Type of Organization
Indonesia does not have animal welfare laws that manage strays or domestic animals, so there are no rescue organizations that come to the aid of the abused or neglected, and tragically there are many. Compassion for animals in Bandung is very low, they are treated as commodities through ‘backyard breeding’, and they are treated horribly.
What officially started The Whiskers’ Syndicate, an organization Josie founded some months after her arrival to Indonesia, was a female cat named Grace who belonged to the boarding house she was staying at. Being pregnant, the cat was constantly kicked, hit and starved by the boarding attendant’s young son, and began to take refuge in Josie’s room. Grace gave birth to five kittens and the young son demanded that Josie give Grace and her kittens to his devices but she refused, and was threatened with eviction.
Josie took Whiskers’ Syndicate to the next level when she rescued two small cats that were crushed by a motorcycle and needed extensive vet care. She began by sending their stories and plea out on the Internet. However, along with the pouring support, came a growing number of cats from people who started dumping injured and strays at her doorstep.
Currently there are 35 cats and kittens living under her care, each of them a different victim of neglect and abuse that has left permanent defects on their bodies. Josie has no volunteers, she is providing shelter, food and care for the cats on her own very limited budget and now finds herself facing eviction once again.

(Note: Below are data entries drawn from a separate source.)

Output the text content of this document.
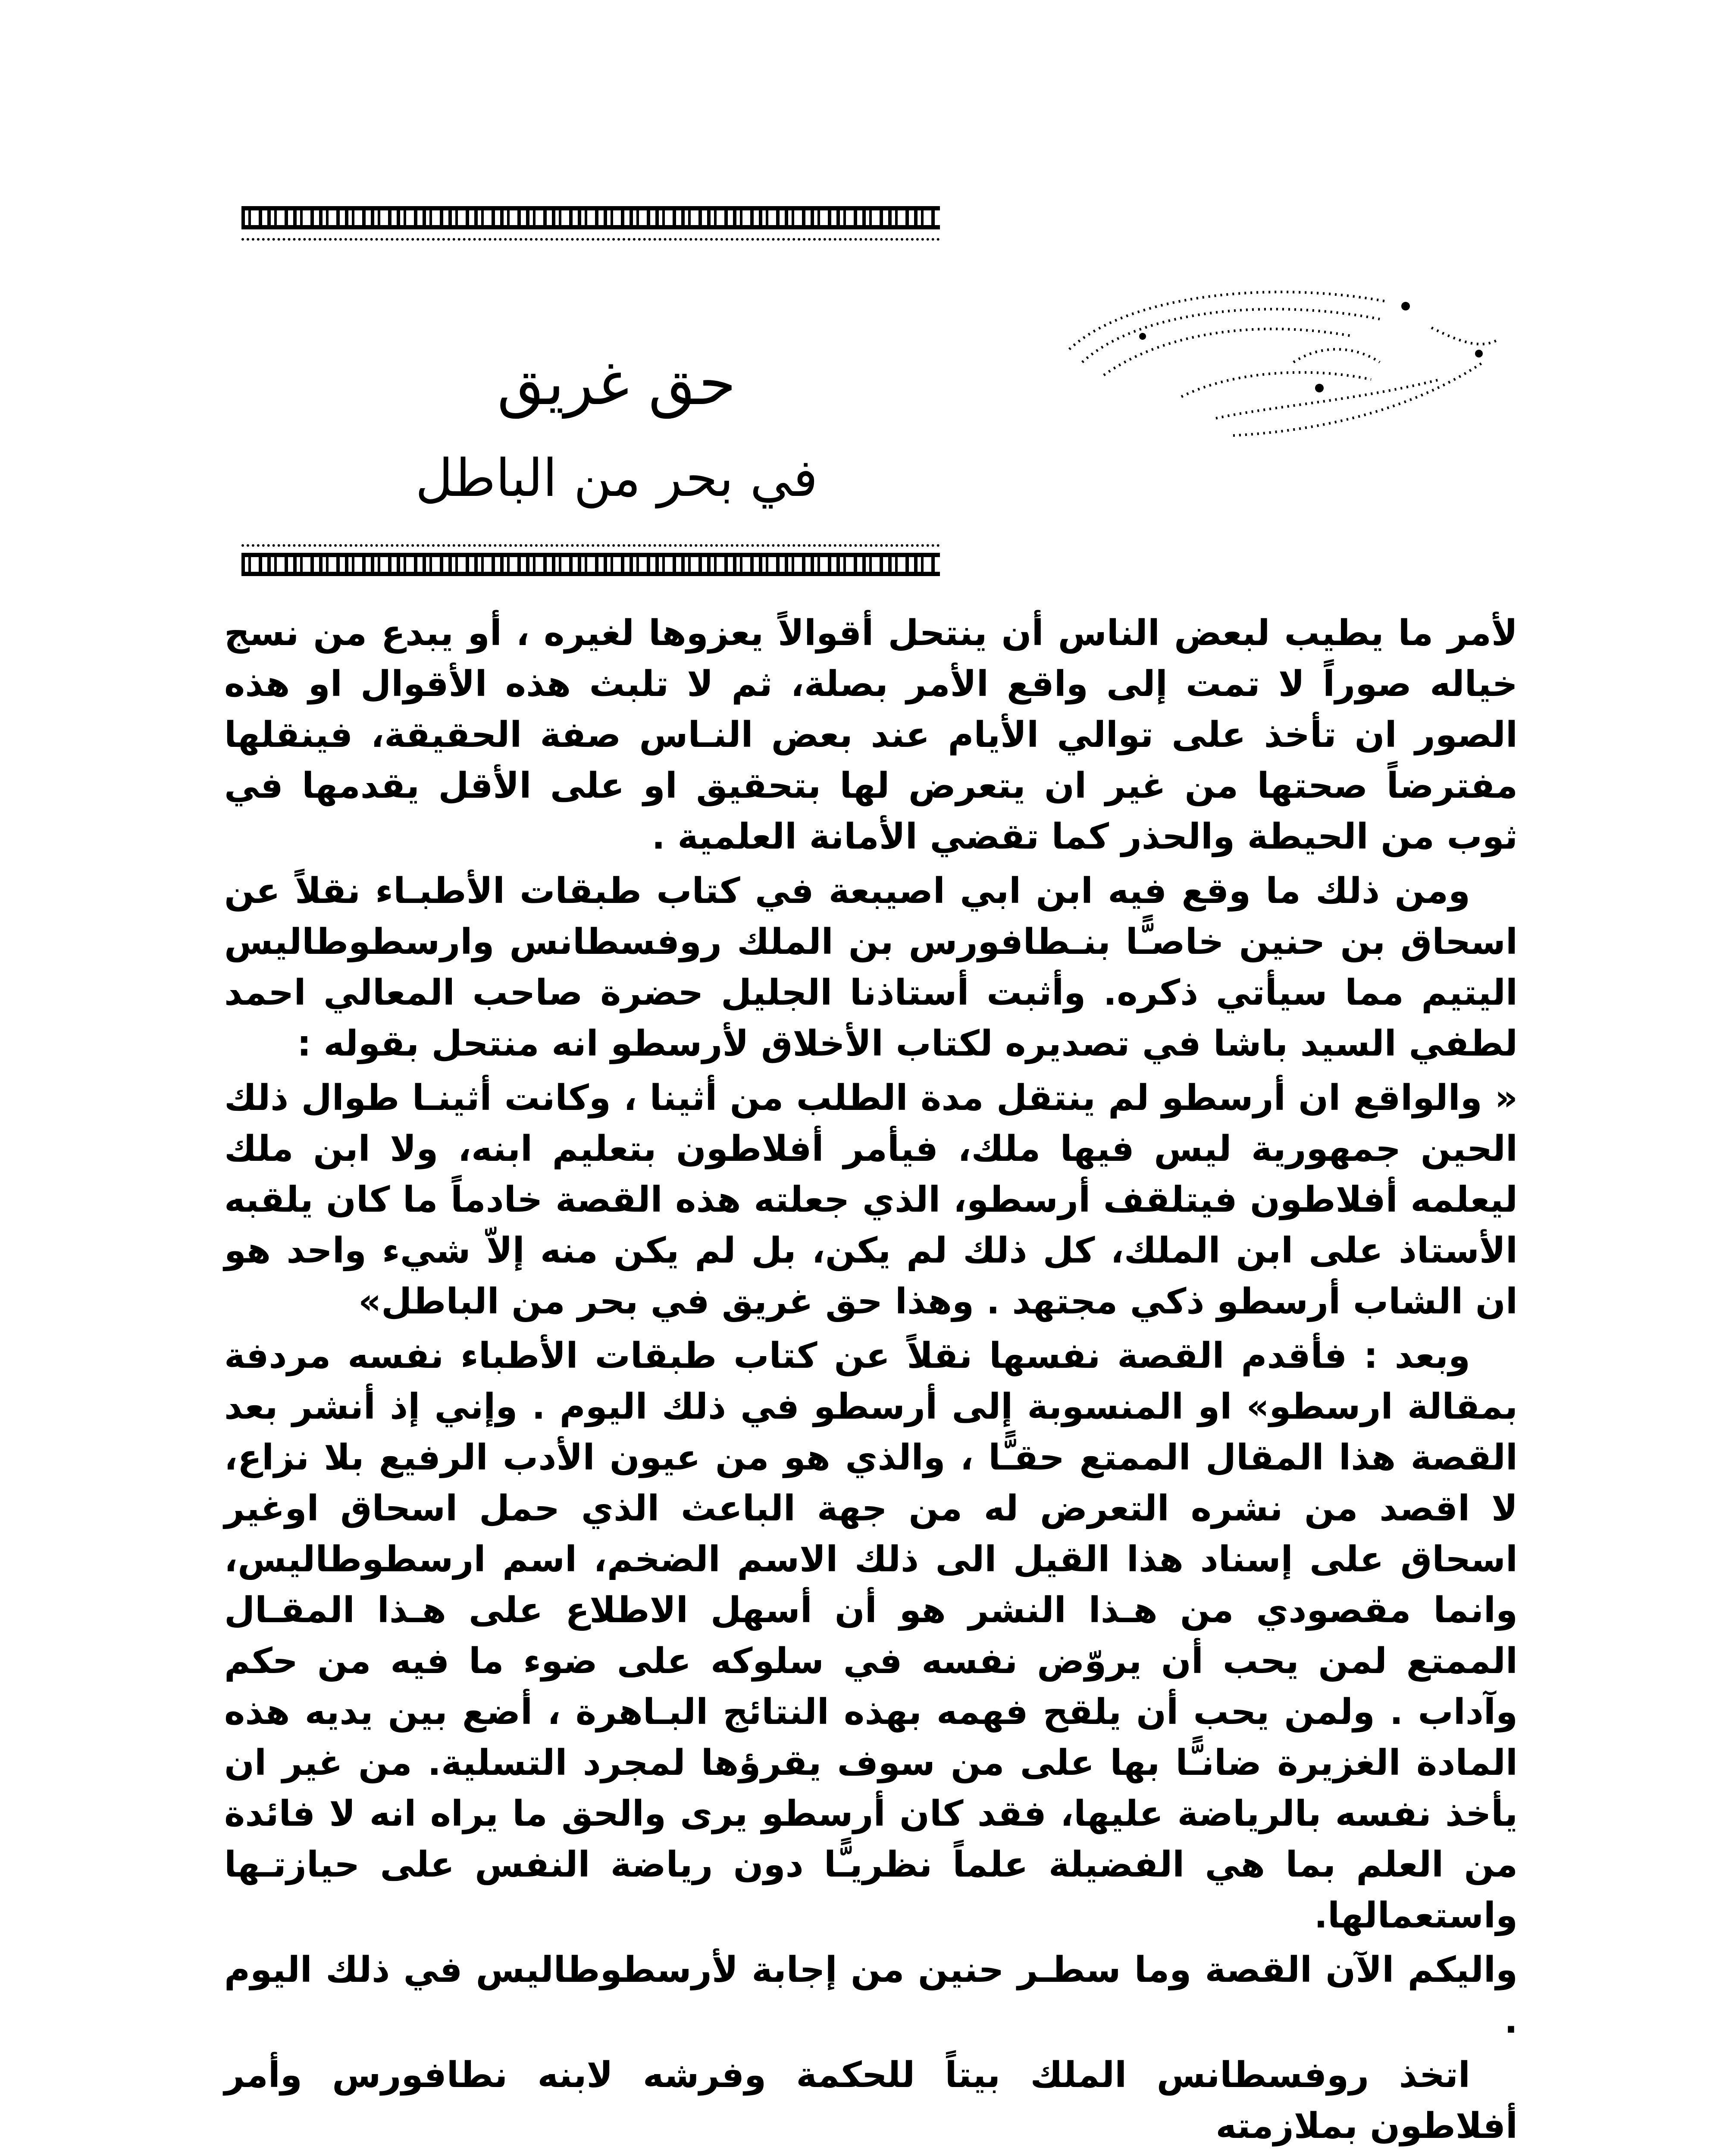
حق غريق
في بحر من الباطل

لأمر ما يطيب لبعض الناس أن ينتحل أقوالاً يعزوها لغيره ، أو يبدع من نسج خياله صوراً لا تمت إلى واقع الأمر بصلة، ثم لا تلبث هذه الأقوال او هذه الصور ان تأخذ على توالي الأيام عند بعض النـاس صفة الحقيقة، فينقلها مفترضاً صحتها من غير ان يتعرض لها بتحقيق او على الأقل يقدمها في ثوب من الحيطة والحذر كما تقضي الأمانة العلمية .

ومن ذلك ما وقع فيه ابن ابي اصيبعة في كتاب طبقات الأطبـاء نقلاً عن اسحاق بن حنين خاصـًّا بنـطافورس بن الملك روفسطانس وارسطوطاليس اليتيم مما سيأتي ذكره. وأثبت أستاذنا الجليل حضرة صاحب المعالي احمد لطفي السيد باشا في تصديره لكتاب الأخلاق لأرسطو انه منتحل بقوله :

« والواقع ان أرسطو لم ينتقل مدة الطلب من أثينا ، وكانت أثينـا طوال ذلك الحين جمهورية ليس فيها ملك، فيأمر أفلاطون بتعليم ابنه، ولا ابن ملك ليعلمه أفلاطون فيتلقف أرسطو، الذي جعلته هذه القصة خادماً ما كان يلقبه الأستاذ على ابن الملك، كل ذلك لم يكن، بل لم يكن منه إلاّ شيء واحد هو ان الشاب أرسطو ذكي مجتهد . وهذا حق غريق في بحر من الباطل»

وبعد : فأقدم القصة نفسها نقلاً عن كتاب طبقات الأطباء نفسه مردفة بمقالة ارسطو» او المنسوبة إلى أرسطو في ذلك اليوم . وإني إذ أنشر بعد القصة هذا المقال الممتع حقـًّا ، والذي هو من عيون الأدب الرفيع بلا نزاع، لا اقصد من نشره التعرض له من جهة الباعث الذي حمل اسحاق اوغير اسحاق على إسناد هذا القيل الى ذلك الاسم الضخم، اسم ارسطوطاليس، وانما مقصودي من هـذا النشر هو أن أسهل الاطلاع على هـذا المقـال الممتع لمن يحب أن يروّض نفسه في سلوكه على ضوء ما فيه من حكم وآداب . ولمن يحب أن يلقح فهمه بهذه النتائج البـاهرة ، أضع بين يديه هذه المادة الغزيرة ضانـًّا بها على من سوف يقرؤها لمجرد التسلية. من غير ان يأخذ نفسه بالرياضة عليها، فقد كان أرسطو يرى والحق ما يراه انه لا فائدة من العلم بما هي الفضيلة علماً نظريـًّا دون رياضة النفس على حيازتـها واستعمالها.

واليكم الآن القصة وما سطـر حنين من إجابة لأرسطوطاليس في ذلك اليوم .

اتخذ روفسطانس الملك بيتاً للحكمة وفرشه لابنه نطافورس وأمر أفلاطون بملازمته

We learned of Josie and The Whisker’s Syndicate through many of our concerned supporters who saw her plight on the internet and we are pleased to offer her an International Grant through our Shelters Program. With your support, Josie will be able to find a suitable sanctuary for her animals and will continue her fight for the welfare of animals in Indonesia. Her next mission is to run a TNR (Trap and Release) program with better planning, execution, and greater result so that she can show people that there are better options in stray management other than culling.